Column Type Description
gene string Gene symbol
state string Primary terminal state where first identified
temporal_class string progressive / early / late / transient / stable
composite_score float [0–1] Final weighted score
tier1_tractability float [0–1] OpenTargets tractability (normalized)
tier1_ocular_deliv float [0,0.5,1] Ocular deliverability heuristic
tier2_gwas binary GWAS locus membership
tier2_mendelian binary Mendelian gene membership
tier2_cross_lineage float [0–1] Normalized multi-lineage sharing
tier3_driver_str float [0–1] |Spearman r| with fate probability
tier3_slope float [0–1] Temporal progression weight
tier3_spatial float [0–1] LISA hotspot enrichment
n_lineages int Number of terminal states where gene is a driver
spearman_corr float Raw Spearman r (signed)
pval_adj float BH-adjusted p-value from driver correlation test

Rows are sorted by composite_score descending. The top 20 rows are the primary result table for the manuscript’s therapeutic target section.


OpenTargets Integration

The pipeline queries the OpenTargets Platform GraphQL API at GLAUCOMA_EFO = "EFO_0000506" (primary open-angle glaucoma).

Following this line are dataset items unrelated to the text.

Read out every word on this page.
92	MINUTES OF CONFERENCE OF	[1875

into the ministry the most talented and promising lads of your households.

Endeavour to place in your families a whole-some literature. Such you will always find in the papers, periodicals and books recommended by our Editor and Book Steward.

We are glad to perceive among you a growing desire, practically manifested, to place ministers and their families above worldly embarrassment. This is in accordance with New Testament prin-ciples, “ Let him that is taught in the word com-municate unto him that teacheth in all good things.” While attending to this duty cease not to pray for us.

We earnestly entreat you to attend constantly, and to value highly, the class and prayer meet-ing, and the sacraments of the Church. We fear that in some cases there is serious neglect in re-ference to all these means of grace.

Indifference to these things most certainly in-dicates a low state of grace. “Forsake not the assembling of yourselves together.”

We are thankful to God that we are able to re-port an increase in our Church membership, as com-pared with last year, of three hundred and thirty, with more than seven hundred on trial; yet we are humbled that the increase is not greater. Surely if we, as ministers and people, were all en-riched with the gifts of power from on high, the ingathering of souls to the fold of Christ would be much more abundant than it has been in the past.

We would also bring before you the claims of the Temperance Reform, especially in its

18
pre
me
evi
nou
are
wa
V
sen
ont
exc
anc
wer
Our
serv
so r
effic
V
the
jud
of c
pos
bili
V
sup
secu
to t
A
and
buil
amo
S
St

# Disable for offline runs:
python3 scripts/07_lineage_drivers_and_targets.py \
    --adata fate_adata.h5ad \
    --outdir ./driver_out \
    --no_opentargets   # ← uses tractability_score = 0.5 for all genes
Warning

API rate limits. The OpenTargets query runs once per unique driver gene. With 200 top drivers × 4 terminal states = up to 800 unique genes, queries take approximately 5–10 minutes at standard API rates. The query is wrapped in try/except with a 10-second timeout; failed queries return tractability_score = 0.0 and are logged. Re-run with --no_opentargets if the API is unavailable, then manually update scores from the OpenTargets web interface for the top 20 candidates.